The code sets out best practices on diversity. Principle J states that: ‘Board appointments and succession plans should be based on merit and objective criteria and, within this context, should promote diversity of gender, social and ethnic backgrounds, cognitive and personal strengths.’

The role of the nominations committee is expanded, with the annual report disclosing:

  • the process used in relation to appointments and succession planning and how both support developing a diverse pipeline
  • the policy on diversity and inclusion, its objectives and linkage to company strategy, how it has been implemented and progress on achieving the objectives
  • the gender balance of those in the senior management and their direct reports.
Compliance mindset

The limited response of directors reflects a compliance mindset. For example, diversity has many components, but the greatest disclosure in corporate reports is around gender, followed by ethnicity – the two areas where targets have been set. Only a small number of companies disclose characteristics such as sexual orientation.

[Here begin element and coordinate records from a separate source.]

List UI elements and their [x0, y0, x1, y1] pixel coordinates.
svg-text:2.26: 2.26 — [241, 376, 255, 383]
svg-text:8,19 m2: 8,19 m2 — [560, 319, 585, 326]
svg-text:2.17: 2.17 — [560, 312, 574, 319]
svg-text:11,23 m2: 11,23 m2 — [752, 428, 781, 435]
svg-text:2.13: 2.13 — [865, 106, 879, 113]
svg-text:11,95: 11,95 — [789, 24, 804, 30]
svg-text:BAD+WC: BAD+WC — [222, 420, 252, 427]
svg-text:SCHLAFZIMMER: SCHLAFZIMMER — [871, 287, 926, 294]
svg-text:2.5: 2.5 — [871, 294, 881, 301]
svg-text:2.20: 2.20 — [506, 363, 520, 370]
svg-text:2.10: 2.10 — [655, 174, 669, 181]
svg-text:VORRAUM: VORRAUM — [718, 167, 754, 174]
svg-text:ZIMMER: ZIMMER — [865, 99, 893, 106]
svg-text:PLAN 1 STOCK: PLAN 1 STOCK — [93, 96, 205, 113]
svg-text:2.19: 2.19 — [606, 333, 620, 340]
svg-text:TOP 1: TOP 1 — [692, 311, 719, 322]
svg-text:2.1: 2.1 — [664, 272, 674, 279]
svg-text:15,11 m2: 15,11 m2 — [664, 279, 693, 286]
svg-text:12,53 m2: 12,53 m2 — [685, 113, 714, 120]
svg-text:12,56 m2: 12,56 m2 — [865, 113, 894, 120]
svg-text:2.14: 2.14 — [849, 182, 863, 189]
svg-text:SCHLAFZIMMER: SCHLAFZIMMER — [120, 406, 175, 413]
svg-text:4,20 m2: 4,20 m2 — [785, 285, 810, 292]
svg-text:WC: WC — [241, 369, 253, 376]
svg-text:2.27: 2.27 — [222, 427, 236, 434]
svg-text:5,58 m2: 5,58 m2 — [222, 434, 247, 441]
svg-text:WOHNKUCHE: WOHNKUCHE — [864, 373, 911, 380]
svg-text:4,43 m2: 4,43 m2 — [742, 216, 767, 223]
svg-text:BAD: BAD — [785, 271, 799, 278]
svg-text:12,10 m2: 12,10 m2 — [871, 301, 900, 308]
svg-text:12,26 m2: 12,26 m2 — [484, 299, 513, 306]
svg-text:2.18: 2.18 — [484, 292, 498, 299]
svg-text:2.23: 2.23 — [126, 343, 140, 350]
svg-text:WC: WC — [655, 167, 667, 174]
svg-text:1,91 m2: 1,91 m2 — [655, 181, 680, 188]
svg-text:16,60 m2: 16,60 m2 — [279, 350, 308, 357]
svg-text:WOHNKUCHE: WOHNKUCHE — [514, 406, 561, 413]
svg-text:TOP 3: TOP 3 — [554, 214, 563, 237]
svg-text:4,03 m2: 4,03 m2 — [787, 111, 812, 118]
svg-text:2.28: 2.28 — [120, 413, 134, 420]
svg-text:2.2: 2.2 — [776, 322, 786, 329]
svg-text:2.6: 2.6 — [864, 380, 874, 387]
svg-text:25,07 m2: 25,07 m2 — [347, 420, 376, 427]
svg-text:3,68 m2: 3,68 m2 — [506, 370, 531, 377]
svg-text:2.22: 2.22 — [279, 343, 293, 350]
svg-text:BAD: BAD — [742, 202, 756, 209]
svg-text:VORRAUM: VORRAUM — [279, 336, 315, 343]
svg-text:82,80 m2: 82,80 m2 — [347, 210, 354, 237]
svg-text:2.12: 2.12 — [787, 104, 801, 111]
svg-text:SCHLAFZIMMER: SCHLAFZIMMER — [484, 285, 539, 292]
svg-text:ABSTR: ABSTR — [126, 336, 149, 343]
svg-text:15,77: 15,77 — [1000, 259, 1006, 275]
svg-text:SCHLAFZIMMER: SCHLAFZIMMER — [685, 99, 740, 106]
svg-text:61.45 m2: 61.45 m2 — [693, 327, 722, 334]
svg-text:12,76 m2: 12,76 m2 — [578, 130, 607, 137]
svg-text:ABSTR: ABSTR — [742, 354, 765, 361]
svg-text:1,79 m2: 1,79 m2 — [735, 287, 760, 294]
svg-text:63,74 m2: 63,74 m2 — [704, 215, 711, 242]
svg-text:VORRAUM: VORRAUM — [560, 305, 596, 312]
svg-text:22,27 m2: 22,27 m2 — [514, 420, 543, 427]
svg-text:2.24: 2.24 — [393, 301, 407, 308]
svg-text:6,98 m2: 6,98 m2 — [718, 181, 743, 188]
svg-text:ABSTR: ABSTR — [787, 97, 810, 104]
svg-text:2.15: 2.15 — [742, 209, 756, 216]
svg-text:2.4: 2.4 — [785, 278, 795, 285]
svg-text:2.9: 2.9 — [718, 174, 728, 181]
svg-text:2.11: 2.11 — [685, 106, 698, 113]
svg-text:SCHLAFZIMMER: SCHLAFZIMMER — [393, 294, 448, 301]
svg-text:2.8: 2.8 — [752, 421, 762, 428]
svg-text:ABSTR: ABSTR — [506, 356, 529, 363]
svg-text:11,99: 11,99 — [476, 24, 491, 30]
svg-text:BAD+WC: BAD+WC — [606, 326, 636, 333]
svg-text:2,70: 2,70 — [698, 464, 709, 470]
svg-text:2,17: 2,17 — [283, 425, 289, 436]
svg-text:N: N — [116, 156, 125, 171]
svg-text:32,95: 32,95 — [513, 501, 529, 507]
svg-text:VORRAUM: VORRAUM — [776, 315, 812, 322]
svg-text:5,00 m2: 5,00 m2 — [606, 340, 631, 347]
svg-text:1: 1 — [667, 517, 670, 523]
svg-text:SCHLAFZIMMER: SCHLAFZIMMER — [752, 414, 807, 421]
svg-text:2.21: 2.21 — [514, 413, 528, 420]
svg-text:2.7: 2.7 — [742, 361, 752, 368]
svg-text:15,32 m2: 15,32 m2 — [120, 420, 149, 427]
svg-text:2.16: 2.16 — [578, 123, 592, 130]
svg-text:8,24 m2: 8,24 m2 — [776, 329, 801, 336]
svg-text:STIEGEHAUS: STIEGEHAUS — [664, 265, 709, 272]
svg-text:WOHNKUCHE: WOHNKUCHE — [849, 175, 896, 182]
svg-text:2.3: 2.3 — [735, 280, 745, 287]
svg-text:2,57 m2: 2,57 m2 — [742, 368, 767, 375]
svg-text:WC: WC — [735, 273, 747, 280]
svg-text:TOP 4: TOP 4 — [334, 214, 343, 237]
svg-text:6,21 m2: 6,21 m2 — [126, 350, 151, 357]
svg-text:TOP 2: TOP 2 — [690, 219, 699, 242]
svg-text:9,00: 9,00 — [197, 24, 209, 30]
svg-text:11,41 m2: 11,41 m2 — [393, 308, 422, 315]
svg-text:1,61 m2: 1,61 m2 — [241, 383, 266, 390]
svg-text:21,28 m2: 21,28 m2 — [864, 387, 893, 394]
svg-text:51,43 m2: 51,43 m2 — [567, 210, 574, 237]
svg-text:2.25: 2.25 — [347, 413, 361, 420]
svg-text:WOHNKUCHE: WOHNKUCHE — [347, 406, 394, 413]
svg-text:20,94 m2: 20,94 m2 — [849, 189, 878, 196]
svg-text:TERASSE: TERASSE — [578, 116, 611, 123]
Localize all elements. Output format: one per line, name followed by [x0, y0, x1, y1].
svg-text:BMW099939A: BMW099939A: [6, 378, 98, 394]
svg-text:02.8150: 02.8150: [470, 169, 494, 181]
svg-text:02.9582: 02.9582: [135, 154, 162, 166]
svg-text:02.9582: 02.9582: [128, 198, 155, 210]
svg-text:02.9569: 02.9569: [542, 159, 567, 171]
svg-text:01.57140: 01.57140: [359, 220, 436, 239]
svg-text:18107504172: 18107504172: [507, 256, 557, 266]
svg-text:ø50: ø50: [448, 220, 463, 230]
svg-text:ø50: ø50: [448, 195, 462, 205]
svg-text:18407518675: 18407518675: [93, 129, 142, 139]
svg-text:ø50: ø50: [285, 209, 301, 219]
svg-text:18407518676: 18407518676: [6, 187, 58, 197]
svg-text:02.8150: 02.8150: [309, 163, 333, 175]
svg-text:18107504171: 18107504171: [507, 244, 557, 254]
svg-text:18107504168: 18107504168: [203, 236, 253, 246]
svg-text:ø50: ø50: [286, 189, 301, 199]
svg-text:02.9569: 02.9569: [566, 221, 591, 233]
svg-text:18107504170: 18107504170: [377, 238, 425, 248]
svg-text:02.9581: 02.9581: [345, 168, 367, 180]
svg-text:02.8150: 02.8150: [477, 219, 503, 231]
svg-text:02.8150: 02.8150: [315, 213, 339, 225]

The FRC is critical of the reporting of diversity targets. Only 26% of companies disclose targets for both the board and executive pipeline. Few have board targets beyond gender (many are solely in line with the Hampton-Alexander Review), while those that have ethnicity targets are focused primarily on the Parker Review. These are minimum targets, but most boards are not looking to go beyond them.

A step-change is required. Rather than thinking of diversity as a standalone issue, directors should consider inclusion as the key enabling factor. Creating inclusive environments where employees are treated with respect and have equal access to opportunities and resources leads to greater diversity at the top.

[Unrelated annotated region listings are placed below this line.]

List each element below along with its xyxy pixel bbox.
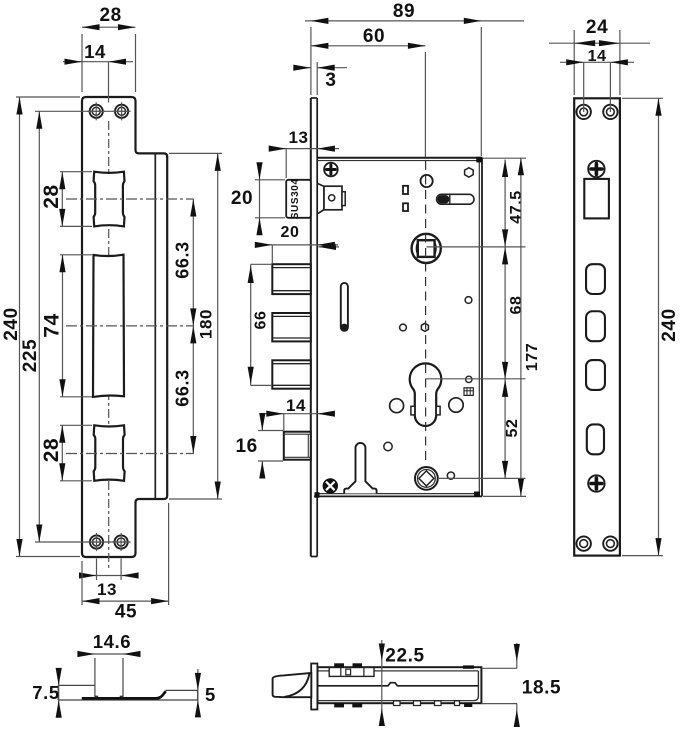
svg-text:66.3: 66.3 bbox=[173, 241, 193, 278]
svg-text:13: 13 bbox=[97, 580, 117, 599]
svg-text:22.5: 22.5 bbox=[385, 645, 424, 666]
svg-text:47.5: 47.5 bbox=[508, 190, 525, 224]
svg-text:16: 16 bbox=[236, 436, 258, 457]
svg-text:60: 60 bbox=[363, 26, 385, 47]
svg-text:SUS304: SUS304 bbox=[290, 178, 301, 219]
svg-text:52: 52 bbox=[504, 419, 521, 438]
svg-text:7.5: 7.5 bbox=[32, 682, 60, 703]
svg-text:14.6: 14.6 bbox=[93, 631, 131, 652]
svg-text:177: 177 bbox=[524, 343, 541, 372]
svg-text:20: 20 bbox=[281, 224, 300, 241]
svg-text:18.5: 18.5 bbox=[522, 677, 561, 698]
svg-text:240: 240 bbox=[1, 307, 22, 341]
svg-text:240: 240 bbox=[659, 308, 680, 342]
svg-text:13: 13 bbox=[288, 128, 308, 147]
svg-text:5: 5 bbox=[205, 684, 216, 705]
svg-text:45: 45 bbox=[115, 602, 137, 623]
svg-text:14: 14 bbox=[286, 396, 306, 415]
svg-text:20: 20 bbox=[231, 188, 253, 209]
svg-text:28: 28 bbox=[40, 438, 63, 463]
svg-text:180: 180 bbox=[197, 309, 216, 339]
svg-text:3: 3 bbox=[325, 70, 336, 91]
svg-text:74: 74 bbox=[41, 313, 64, 338]
svg-text:66.3: 66.3 bbox=[173, 369, 193, 406]
svg-text:89: 89 bbox=[393, 1, 415, 22]
svg-text:66: 66 bbox=[253, 311, 270, 330]
svg-text:14: 14 bbox=[588, 48, 607, 65]
svg-text:28: 28 bbox=[100, 5, 122, 26]
svg-text:28: 28 bbox=[40, 184, 63, 209]
svg-text:68: 68 bbox=[508, 296, 525, 315]
svg-text:24: 24 bbox=[586, 17, 608, 38]
svg-text:14: 14 bbox=[84, 41, 106, 62]
svg-text:225: 225 bbox=[20, 339, 41, 373]
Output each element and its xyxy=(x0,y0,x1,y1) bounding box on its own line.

This should have a positive effect on business performance; different backgrounds and perspectives in the boardroom promote cognitive diversity, which is likely to offer rigorous debate, reduce group-think and enable better decision-making.

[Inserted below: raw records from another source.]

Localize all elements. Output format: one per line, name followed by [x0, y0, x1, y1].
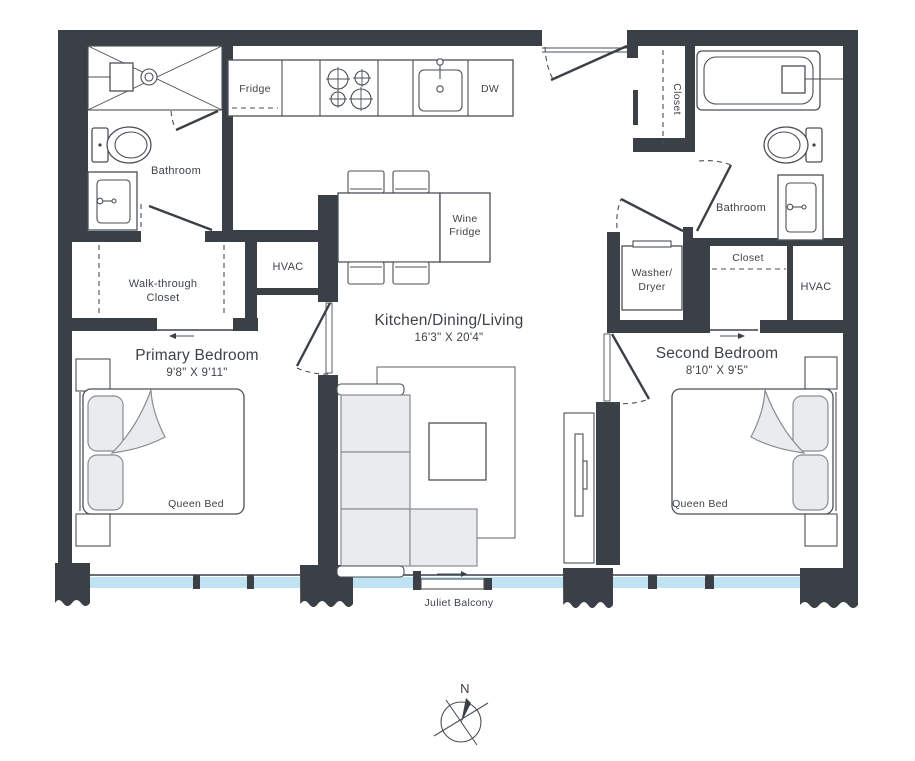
- floorplan-page: Bathroom Fridge DW Wine Fridge: [0, 0, 915, 761]
- window-mullion: [193, 575, 200, 589]
- primary-bedroom-dims: 9'8" X 9'11": [166, 367, 227, 379]
- arrow-right-icon: [461, 571, 467, 577]
- pillow: [88, 455, 123, 510]
- window-mullion: [247, 575, 254, 589]
- second-bedroom-door: [604, 334, 649, 404]
- nightstand: [76, 359, 110, 391]
- wall-pier: [563, 568, 613, 608]
- bathroom-right-door: [697, 165, 731, 231]
- bedroom2-closet: Closet: [712, 252, 786, 269]
- chair: [393, 262, 429, 284]
- vanity-sink: [778, 175, 823, 240]
- compass-north-label: N: [460, 681, 470, 696]
- vanity-sink: [88, 172, 137, 230]
- sofa-chaise: [410, 509, 477, 566]
- fridge-label: Fridge: [239, 83, 271, 95]
- wall-pier: [55, 563, 90, 606]
- laundry-door: [621, 199, 683, 231]
- window-mullion: [705, 575, 714, 589]
- primary-bedroom-title: Primary Bedroom: [135, 347, 259, 364]
- primary-bed-label: Queen Bed: [168, 498, 224, 510]
- nightstand: [76, 514, 110, 546]
- pillow: [88, 396, 123, 451]
- kitchen: Fridge DW: [228, 59, 513, 116]
- living-area: Kitchen/Dining/Living 16'3" X 20'4": [337, 312, 594, 577]
- dishwasher-label: DW: [481, 83, 499, 95]
- toilet: [92, 127, 151, 163]
- nightstand: [805, 514, 837, 546]
- bed-queen-primary: Queen Bed: [80, 389, 244, 514]
- bathroom-right: Bathroom: [697, 51, 843, 240]
- chair: [348, 262, 384, 284]
- window-band: [90, 571, 800, 590]
- bedroom2-closet-label: Closet: [732, 252, 764, 264]
- second-bedroom-dims: 8'10" X 9'5": [686, 365, 748, 377]
- entry-closet-label: Closet: [671, 83, 683, 115]
- bathroom-right-label: Bathroom: [716, 202, 766, 214]
- pillow: [793, 455, 828, 510]
- walk-through-closet: Walk-through Closet: [99, 245, 224, 314]
- bathroom-left: Bathroom: [88, 46, 222, 230]
- arrow-left-icon: [169, 333, 176, 339]
- walk-through-label-2: Closet: [147, 292, 180, 304]
- kitchen-living-title: Kitchen/Dining/Living: [375, 312, 524, 329]
- wall-pier: [800, 568, 858, 608]
- toilet: [764, 127, 822, 163]
- arrow-right-icon: [738, 333, 745, 339]
- floorplan-drawing: Bathroom Fridge DW Wine Fridge: [0, 0, 915, 761]
- pillow: [793, 396, 828, 451]
- coffee-table: [429, 423, 486, 480]
- entry: Closet: [542, 46, 683, 148]
- laundry-closet: Washer/ Dryer: [617, 199, 683, 310]
- primary-bedroom-door: [297, 303, 332, 374]
- hvac-left-label: HVAC: [273, 261, 304, 273]
- tv: [575, 434, 583, 516]
- chair: [393, 171, 429, 193]
- chair: [348, 171, 384, 193]
- second-bedroom-title: Second Bedroom: [656, 345, 779, 362]
- dining-area: Wine Fridge: [338, 171, 490, 284]
- shower-door: [176, 111, 218, 130]
- balcony-sliding-door: [413, 571, 492, 590]
- bed-queen-second: Queen Bed: [672, 389, 836, 514]
- walk-through-label-1: Walk-through: [129, 278, 198, 290]
- hvac-right-label: HVAC: [801, 281, 832, 293]
- entry-door: [551, 46, 627, 80]
- window-mullion: [648, 575, 657, 589]
- kitchen-living-dims: 16'3" X 20'4": [415, 332, 484, 344]
- bathroom-left-door: [149, 206, 212, 230]
- balcony-label: Juliet Balcony: [425, 597, 494, 609]
- bathroom-left-label: Bathroom: [151, 165, 201, 177]
- nightstand: [805, 357, 837, 389]
- entry-closet: Closet: [663, 50, 683, 148]
- wine-fridge-label-1: Wine: [452, 213, 477, 225]
- wine-fridge-label-2: Fridge: [449, 226, 481, 238]
- washer-label-2: Dryer: [638, 281, 665, 293]
- shower-head: [110, 63, 133, 91]
- dining-table: [338, 193, 440, 262]
- second-bed-label: Queen Bed: [672, 498, 728, 510]
- washer-label-1: Washer/: [632, 267, 673, 279]
- compass: N: [434, 681, 488, 745]
- bathtub: [697, 51, 843, 110]
- primary-bedroom: Primary Bedroom 9'8" X 9'11" Queen Bed: [76, 303, 332, 546]
- second-bedroom: Second Bedroom 8'10" X 9'5" Queen Bed: [604, 330, 837, 546]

Directors need to act quickly or risk alienating key stakeholders:

  • Shareholders are increasingly taking notice. In October 2020, Legal and General warned investee companies that it will vote against those still with all-white boards by 2022.
  • Employees are becoming frustrated at the slow progress. I observe this often – from discussions with young digital executives possessing valuable skills but little likelihood of a board appointment, to women in governance workshops now calling for the UK to introduce legislative gender quotas, despite concerns about tokenism.
  • Customers are alerted to unfairness through the reporting of pay gaps, increasing reputational risk. Examples are the BBC pay gap for women journalists and, more recently, Lloyds Bank, where its voluntary ethnicity pay gap report showed that black staff are paid 20% less than colleagues because they ‘are disproportionately under-represented at senior levels’.

Increasing boardroom diversity is not easy. However, organisations looking to improve relationships with stakeholders, attract talented young people and develop their boards as high-performing teams need to respond. Better succession planning, broader recruiting from diverse talent pools and careful mentoring of newly appointed directors will all be required.